Erin struggled to sit up, embarrassed at feeling so helpless. ‘I should get home.’
‘Why not stay over? We can order in food or watch a film. Whatever you like.’
Nausea cramped her stomach. She rushed to the bathroom, where she threw up in the toilet. Heatstroke. She’d had it once before, in the cauldron of southern Spain. The mirror gave her the bad news. Sweat-damp hair stuck to her cheek, and her skin was milky pale. She splashed water on her face and yanked a comb through her hair before returning to the bedroom.
It was empty. She could hear Ray in the kitchen, opening cupboards and running water in the sink. The parquet was deliciously cool on her feet, and she paused to look at the photo collage, a pastiche apparently, of Ray’s travels. Spain, Greece, Italy. A country in South America that might be Ecuador or Peru. Were there pictures of his ex-wife? She saw no photos of women, but her eyes were drawn to a familiar snapshot, similar to the one she’d seen in the Belle River Gazette from the 1976 bicentennial. Further down was a picture of Ray and an older man, both in baseball caps and sunglasses. A beach at sunset, with the surf at their backs and rocky bluffs damp with salt spray.
Ray stood in the doorway, holding a plate of food. ‘I made sa
ndwiches. And, if you’re up for it later, I can open a bottle of Rioja.’
‘Is that Spain?’ She pointed to the photo.
He set the plate on the bedside table. ‘Nope. Santa Barbara. Me and my dad from a few years back.’
He came up behind her and lifted the hair from her shoulders. His breath tickled the back of her neck, as his lips sought the skin behind her ear. She shivered as he slid the cotton blouse from her shoulders and when she turned to face him, he kissed her neck and grazed his lips along the length of her collarbone. With a pang, she remembered the scar. But this time, it didn’t matter. She no longer had anything to hide.
45
Matlock, Vermont
August, Present Day
On Friday afternoon, Erin locked the door to her office and slipped away from the Meadows. While her judicious side urged her to inform the authorities of her suspicions and let them handle it, this trip to Vermont to confront Stern was a piece of unfinished business she needed to deal with on her own.

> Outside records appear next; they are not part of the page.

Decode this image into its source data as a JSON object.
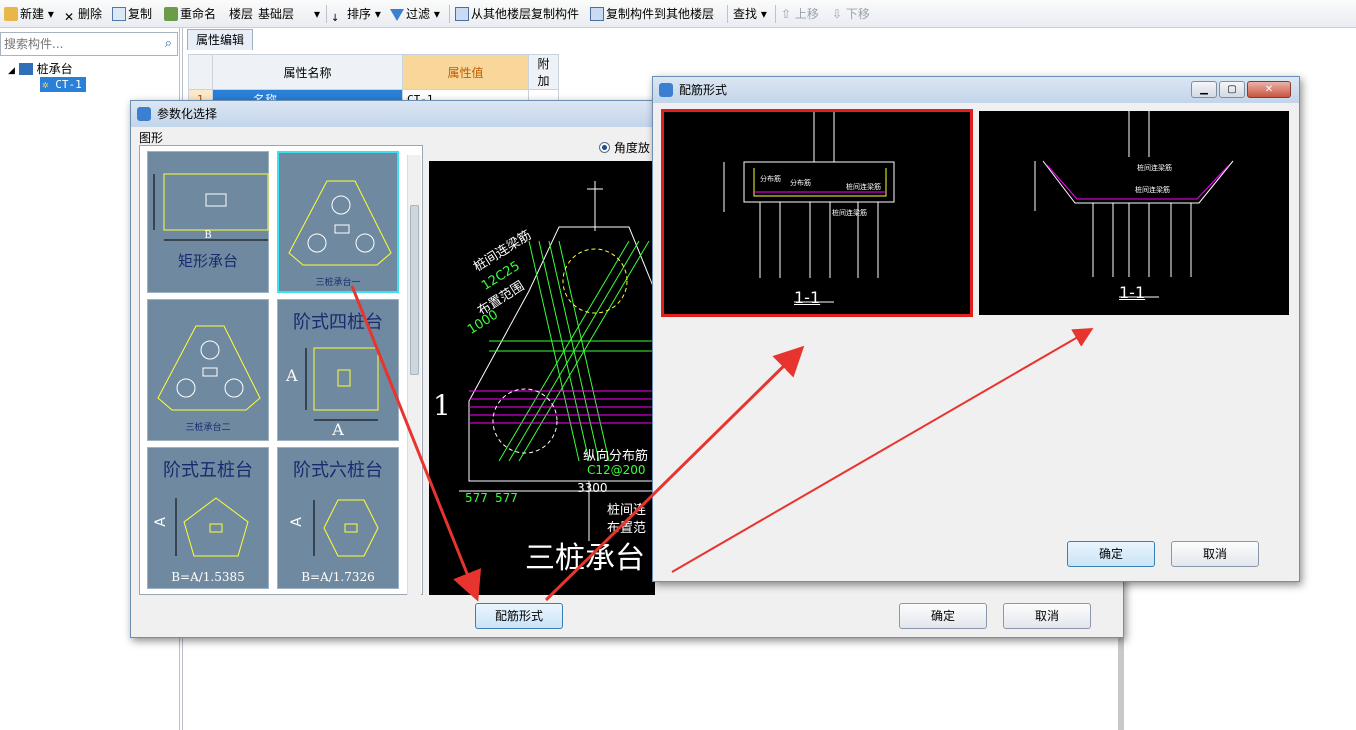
{
  "toolbar": {
    "new": "新建",
    "delete": "删除",
    "copy": "复制",
    "rename": "重命名",
    "floor_label": "楼层",
    "floor_value": "基础层",
    "sort": "排序",
    "filter": "过滤",
    "copy_from_other": "从其他楼层复制构件",
    "copy_to_other": "复制构件到其他楼层",
    "find": "查找",
    "move_up": "上移",
    "move_down": "下移"
  },
  "left_panel": {
    "search_placeholder": "搜索构件...",
    "tree_root": "桩承台",
    "tree_child": "CT-1"
  },
  "property_editor": {
    "tab": "属性编辑",
    "headers": [
      "属性名称",
      "属性值",
      "附加"
    ],
    "rows": [
      {
        "index": "1",
        "name": "名称",
        "value": "CT-1"
      }
    ]
  },
  "param_dialog": {
    "title": "参数化选择",
    "group_label": "图形",
    "radio_label": "角度放",
    "thumbnails": [
      {
        "caption": "矩形承台",
        "dim": "B"
      },
      {
        "caption": "三桩承台一",
        "dim": ""
      },
      {
        "caption": "三桩承台二",
        "dim": ""
      },
      {
        "caption": "阶式四桩台",
        "dim": "A"
      },
      {
        "caption": "阶式五桩台",
        "dim": "B=A/1.5385"
      },
      {
        "caption": "阶式六桩台",
        "dim": "B=A/1.7326"
      }
    ],
    "preview": {
      "label_1": "1",
      "note_1": "桩间连梁筋",
      "note_1_val": "12C25",
      "note_2": "布置范围",
      "note_2_val": "1000",
      "note_3": "纵向分布筋",
      "note_3_val": "C12@200",
      "dim_a": "577",
      "dim_b": "577",
      "dim_total": "3300",
      "note_4": "桩间连",
      "note_5": "布置范",
      "caption": "三桩承台"
    },
    "btn_rebar": "配筋形式",
    "btn_ok": "确定",
    "btn_cancel": "取消"
  },
  "rebar_dialog": {
    "title": "配筋形式",
    "option_1": {
      "section": "1-1",
      "label_a": "分布筋",
      "label_b": "分布筋",
      "label_c": "桩间连梁筋",
      "label_d": "桩间连梁筋"
    },
    "option_2": {
      "section": "1-1",
      "label_a": "桩间连梁筋",
      "label_b": "桩间连梁筋"
    },
    "btn_ok": "确定",
    "btn_cancel": "取消"
  },
  "colors": {
    "highlight": "#e02020",
    "cad_green": "#39ff39",
    "cad_magenta": "#ff00ff",
    "arrow": "#e8342f"
  }
}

Even if she convinced the police to follow up on the false alibi, Vivien would flat out lie. And if that didn’t work, she would wave Erin’s records from Danfield in their faces. Who’re you going to believe, me or some crazy girl?
Not long after she crossed the border and entered the Green Mountains, heavy clouds rolled in from the west. Fat drops of rain slapped onto the windscreen, transforming the landscape into a watercolour painting. By the time Erin turned onto the road to Stern’s farm, the rain had slowed, and the sky began to clear.
Stern’s SUV was the only car in the driveway. He must be alone in the house with Tim. Or was his woman friend inside as well, the one he’d passed off as his housekeeper? Not that it mattered. She would tell Stern what she had come to say, with or without an audience.
By the time she reached the front door, her clothes were damp from the spitting rain. Heart thumping, she pushed the bell and waited. She must look a mess, but it didn’t matter. All she wanted was to see the look on Stern’s face when she told him what she knew.